People didn’t know how big a Prince fan I was. Purple Rain was the album playing on my first date, Prince’s
songs the ones the cover band was playing at my junior prom. For the
Generation X’er with an MTV subscription, he was ever-present; Touré has written a great
book about that. Losing someone so young — just two days older than my sister — wrecked me for a good while, and I know why: All my other fandoms I live out publicly, but when it comes to music, I’ve always kept my tastes to my headphones and the inside of my car.

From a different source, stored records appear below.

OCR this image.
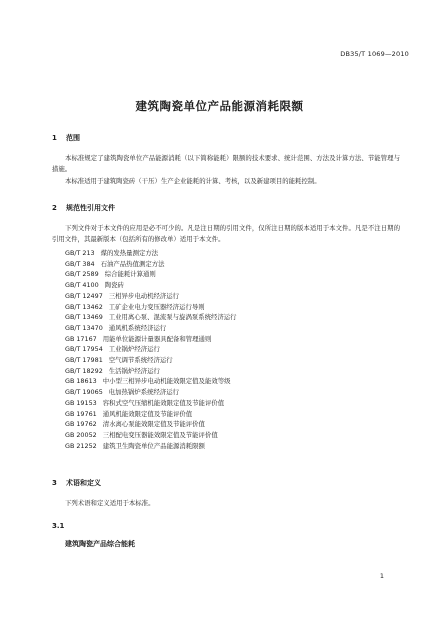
DB35/T 1069—2010
建筑陶瓷单位产品能源消耗限额
1 范围
本标准规定了建筑陶瓷单位产品能源消耗（以下简称能耗）限额的技术要求、统计范围、方法及计算方法、节能管理与措施。
本标准适用于建筑陶瓷砖（干压）生产企业能耗的计算、考核，以及新建项目的能耗控制。
2 规范性引用文件
下列文件对于本文件的应用是必不可少的。凡是注日期的引用文件，仅所注日期的版本适用于本文件。凡是不注日期的引用文件，其最新版本（包括所有的修改单）适用于本文件。
GB/T 213 煤的发热量测定方法
GB/T 384 石油产品热值测定方法
GB/T 2589 综合能耗计算通则
GB/T 4100 陶瓷砖
GB/T 12497 三相异步电动机经济运行
GB/T 13462 工矿企业电力变压器经济运行导则
GB/T 13469 工业用离心泵、混流泵与旋涡泵系统经济运行
GB/T 13470 通风机系统经济运行
GB 17167 用能单位能源计量器具配备和管理通则
GB/T 17954 工业锅炉经济运行
GB/T 17981 空气调节系统经济运行
GB/T 18292 生活锅炉经济运行
GB 18613 中小型三相异步电动机能效限定值及能效等级
GB/T 19065 电加热锅炉系统经济运行
GB 19153 容积式空气压缩机能效限定值及节能评价值
GB 19761 通风机能效限定值及节能评价值
GB 19762 清水离心泵能效限定值及节能评价值
GB 20052 三相配电变压器能效限定值及节能评价值
GB 21252 建筑卫生陶瓷单位产品能源消耗限额
3 术语和定义
下列术语和定义适用于本标准。
3.1
建筑陶瓷产品综合能耗
1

In part, that’s because I like so much eclectic stuff that as a kid I figured I’d get hassled; my comics and science fiction fandoms were similarly under wraps for a long while.

Eventually those wrappings did come off for comics and science fiction, with me able to celebrate my likes in fanzines and at conventions — and later by writing my own material professionally. Music, however, I kept personal; apart from one article for Comics Buyer’s Guide deconstructing Prince’s Batman album and the comics he’d licensed — how delighted I was that he not only did something related to my other world, but took it seriously! — I never wrote anything about his music, or the man himself.

I never wrote Leia Organa as a character, either — nor did I ever meet Carrie Fisher, whom I saw many times at conventions, always across the venue, surrounded by a crowd of her admirers. But by contrast, I feel like I’ve expressed my thoughts about her Star Wars performance plenty of times, in a lot of different ways.

Certainly through my writing: has anyone not noticed that in all the Star Wars stories I’ve done — from Knights of the Old Republic through New Dawn, the female leads are tougher than all the guys? That comes from somewhere, from the strength and attitude Carrie gave to Leia. Even Rae Sloane — ostensibly a villain — trades on the archetype of confidence and competence that Carrie Fisher created. I’m thankful to have had that example.

So to an extent, I’ve had at least some opportunity to put my feelings about the character she played into words. I haven’t had the same chance when it comes to talking about the woman herself and her other work, though — and I’d like to rectify that. I’m big into Hollywood history, as a lot of people know, and as Debbie Reynolds‘ and Eddie Fisher‘s daughter, Carrie lived a life surrounded by it and part of it. Practically every other entertainment biography I’ve read covering the 1970s forward has her in it somewhere, being fascinating around other fascinating people, in fields from comedy to music. (Just look at the wide range of reactions from names you know here.)

She’s everywhere on screen as well — the kids and I watched When Harry Met Sally just the other day — and her own writing is terrific. I’ve been meaning to watch Postcards from the Edge again for a long time. I have several of her books on my shelves.

Ringo and Carrie

Whenever I meet actors I always try to ask something new, something they don’t always hear about, so as not to be the thirty millionth person to ask about their best-known project. In her case, I’ve long been struggling to pick out just one thing to ask about when I got to meet her. I was leaning toward the 1978 Ringo TV special, where she costarred with Ringo Starr (playing a double role as his twin Ognir Rrats) — or perhaps asking about her and Penny Marshall‘s adventures. I wish now I had figured something out, and made a point to cross the room and simply thank her for being herself — in addition to playing Leia and so many other characters. You always think there’s time.

She’ll be getting many memorials written over the next few days, many
far more personal and informed than this. I urge you to read them. I can’t describe the anguish on my social media feeds right now; hopefully, those pieces will help. For myself, I’m hoping the fact that I’ve been able to celebrate Star Wars and her performance in print will make this easier this time around — but I just don’t know. I’m just thankful I had her inspiration to draw from. I’m also thankful she came back for the sequel films, and that hopefully we’ll have another performance to see.

But there should have been many more.